May we all find solace in the tiny slivers of calm between the cresting waves of bullshit.


I cope with the craziness of life by making inappropriate jokes about everything. I learned last week I am not the best person to have at a candlelight vigil.

May we all find solace in the tiny slivers of calm between the cresting waves of bullshit.

Zen and the art of laundry:

We go to the gym. My man and I both go to the gym a lot. My mom tried to teach me that “ladies perspire, they don’t sweat,” but I sweat like a hog and so does he. We also have two children and a cat and among the five of us generate a heap of laundry every day.

I have three bins. Two get filled with dirties and one fills up with clean laundry. This one tucked away in the bathroom gets the foulest gym clothes. I’m regularly disinfecting this area.


A bin like the one below lives in between the bedrooms and takes all the other laundry, particularly the kids’ clothes. And then the one in the living room fills up with the clean clothes we haven’t put away yet. It gets put away when guests come over. Sometimes.


When we return from the gym in the morning all the laundry goes into the washer. When we return from work at night all of the laundry goes in the dryer.

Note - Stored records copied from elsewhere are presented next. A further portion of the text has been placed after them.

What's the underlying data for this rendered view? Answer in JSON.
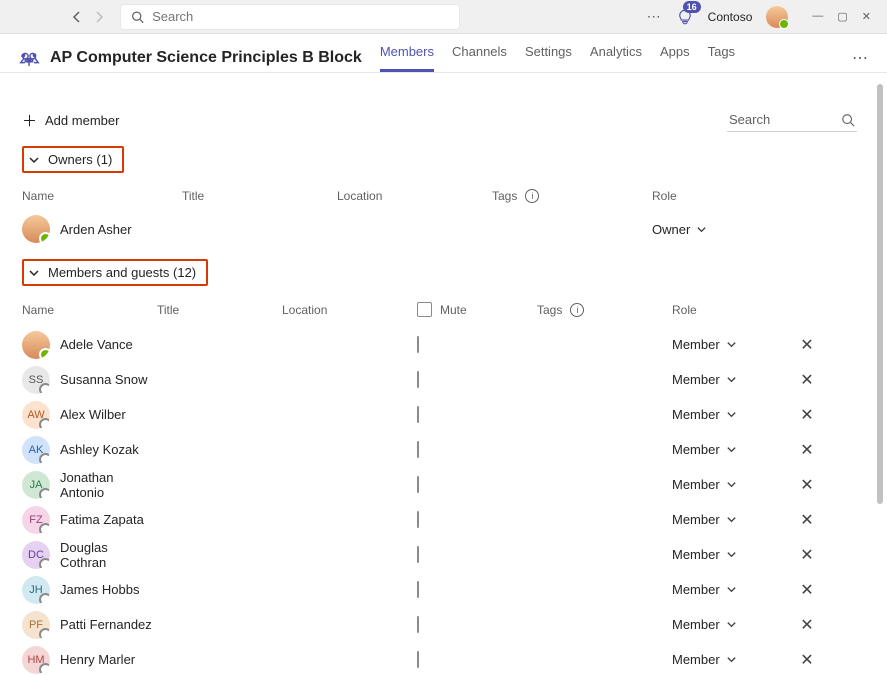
{
  "titlebar": {
    "search_placeholder": "Search",
    "activity_count": "16",
    "org": "Contoso"
  },
  "header": {
    "team_title": "AP Computer Science Principles B Block",
    "tabs": [
      "Members",
      "Channels",
      "Settings",
      "Analytics",
      "Apps",
      "Tags"
    ],
    "active_tab": "Members"
  },
  "toolbar": {
    "add_member_label": "Add member",
    "search_label": "Search"
  },
  "owners_section": {
    "label": "Owners (1)",
    "columns": {
      "name": "Name",
      "title": "Title",
      "location": "Location",
      "tags": "Tags",
      "role": "Role"
    },
    "rows": [
      {
        "name": "Arden Asher",
        "role": "Owner",
        "avatar_class": "photo"
      }
    ]
  },
  "members_section": {
    "label": "Members and guests (12)",
    "columns": {
      "name": "Name",
      "title": "Title",
      "location": "Location",
      "mute": "Mute",
      "tags": "Tags",
      "role": "Role"
    },
    "rows": [
      {
        "name": "Adele Vance",
        "initials": "",
        "avatar_class": "photo",
        "role": "Member",
        "status": "on"
      },
      {
        "name": "Susanna Snow",
        "initials": "SS",
        "avatar_class": "av-ss",
        "role": "Member",
        "status": "off"
      },
      {
        "name": "Alex Wilber",
        "initials": "AW",
        "avatar_class": "av-aw",
        "role": "Member",
        "status": "off"
      },
      {
        "name": "Ashley Kozak",
        "initials": "AK",
        "avatar_class": "av-ak",
        "role": "Member",
        "status": "off"
      },
      {
        "name": "Jonathan Antonio",
        "initials": "JA",
        "avatar_class": "av-ja",
        "role": "Member",
        "status": "off"
      },
      {
        "name": "Fatima Zapata",
        "initials": "FZ",
        "avatar_class": "av-fz",
        "role": "Member",
        "status": "off"
      },
      {
        "name": "Douglas Cothran",
        "initials": "DC",
        "avatar_class": "av-dc",
        "role": "Member",
        "status": "off"
      },
      {
        "name": "James Hobbs",
        "initials": "JH",
        "avatar_class": "av-jh",
        "role": "Member",
        "status": "off"
      },
      {
        "name": "Patti Fernandez",
        "initials": "PF",
        "avatar_class": "av-pf",
        "role": "Member",
        "status": "off"
      },
      {
        "name": "Henry Marler",
        "initials": "HM",
        "avatar_class": "av-hm",
        "role": "Member",
        "status": "off"
      }
    ]
  }
}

The moment of Zen happens in our modest laundry room. I like to run the dryer so the cycle will end when I am home. I will spend several deliberate minutes pulling items from the dryer and turning them right side out and matching up sock pairs as I drop every clean item into the empty laundry bin. I notice the heat from the dryer warming my hands; I notice every piece of the children’s clothing, how their bodies are small and growing, how the knees are worn from antics; I think about my man’s gym shirts and his work shirts and all of his silent effort; I look at my gym gear and pat myself on the back for the work I put into building my strength; I consider the resources required to run these machines of modern convenience and take pains to appreciate this immense luxury.

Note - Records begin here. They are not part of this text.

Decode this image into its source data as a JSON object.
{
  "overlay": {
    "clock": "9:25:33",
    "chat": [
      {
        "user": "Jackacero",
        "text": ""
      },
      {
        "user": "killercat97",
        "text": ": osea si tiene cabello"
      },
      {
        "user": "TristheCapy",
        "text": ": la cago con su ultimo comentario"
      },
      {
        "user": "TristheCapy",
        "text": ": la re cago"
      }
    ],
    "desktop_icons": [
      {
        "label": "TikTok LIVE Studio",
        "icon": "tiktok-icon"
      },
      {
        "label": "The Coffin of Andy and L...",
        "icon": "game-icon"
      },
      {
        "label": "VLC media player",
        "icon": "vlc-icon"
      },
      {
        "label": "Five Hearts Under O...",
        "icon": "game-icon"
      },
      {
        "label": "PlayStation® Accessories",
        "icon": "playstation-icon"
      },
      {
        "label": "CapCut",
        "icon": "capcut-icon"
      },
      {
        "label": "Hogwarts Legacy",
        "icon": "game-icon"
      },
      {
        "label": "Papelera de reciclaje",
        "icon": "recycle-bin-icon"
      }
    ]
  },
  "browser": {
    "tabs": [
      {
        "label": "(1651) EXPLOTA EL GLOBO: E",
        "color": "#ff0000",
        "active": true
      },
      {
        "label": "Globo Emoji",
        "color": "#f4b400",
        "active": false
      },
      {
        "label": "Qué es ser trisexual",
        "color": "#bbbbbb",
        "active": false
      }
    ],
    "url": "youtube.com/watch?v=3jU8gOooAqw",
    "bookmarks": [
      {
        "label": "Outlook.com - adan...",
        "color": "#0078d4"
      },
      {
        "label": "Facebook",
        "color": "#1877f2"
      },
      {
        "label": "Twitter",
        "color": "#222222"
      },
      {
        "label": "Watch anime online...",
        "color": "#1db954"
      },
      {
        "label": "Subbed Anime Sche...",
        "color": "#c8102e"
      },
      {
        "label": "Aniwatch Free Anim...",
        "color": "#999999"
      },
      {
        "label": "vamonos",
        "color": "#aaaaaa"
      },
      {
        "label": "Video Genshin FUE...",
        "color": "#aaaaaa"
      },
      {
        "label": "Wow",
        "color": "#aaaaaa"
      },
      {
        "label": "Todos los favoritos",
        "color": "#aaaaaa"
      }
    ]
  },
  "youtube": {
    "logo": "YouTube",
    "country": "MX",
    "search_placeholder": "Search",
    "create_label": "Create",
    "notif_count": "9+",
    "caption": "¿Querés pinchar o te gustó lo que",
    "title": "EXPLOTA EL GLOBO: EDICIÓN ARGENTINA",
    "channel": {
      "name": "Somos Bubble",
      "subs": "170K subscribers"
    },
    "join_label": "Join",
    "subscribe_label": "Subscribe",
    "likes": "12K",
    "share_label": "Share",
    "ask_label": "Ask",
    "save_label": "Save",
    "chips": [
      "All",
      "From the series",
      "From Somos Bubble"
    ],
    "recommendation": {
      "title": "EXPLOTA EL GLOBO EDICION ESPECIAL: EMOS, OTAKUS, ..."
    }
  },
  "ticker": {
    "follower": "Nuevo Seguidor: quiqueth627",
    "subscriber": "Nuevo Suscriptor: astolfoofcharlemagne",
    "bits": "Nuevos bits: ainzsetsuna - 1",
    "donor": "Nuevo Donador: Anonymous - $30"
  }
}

In my laundry moments I give thanks for what I have and I think about people sleeping rough in my city, people coping with cold and wet weather as they try to exist, people living in other nations who are worried about warfare at their doorstep.

I recognize this moment of Zen is a form of meditation or even prayer. Cultures have different words for it. In modern therapy-speak we’d say I’m grounding myself in the moment and practicing mindfulness.

A mental health ritual seems stupid to me unless it’s attached to a practical chore. Laundry forces me to do it.

A moment when I brush the cat and clip his claws and listen to him purr.

A moment when I take the kids for flu vaccinations and give thanks to modern medicine for lowering their probability of premature death.

A moment when I stub my toe and feel a wave of immense pain that reminds me I am alive and corporeal and this is likely the worst pain I will experience this week and therefore I am lucky.

I don’t fold laundry; there are limits. Our eldest sorts it into piles and we all put away our own clothes. I usually just shove it all in a drawer and the kids do the same with theirs. I do not have all the time in the world for laundry. I do not have all the time in the world.

May you find solace in the slivers of calm between the cresting waves of bullshit.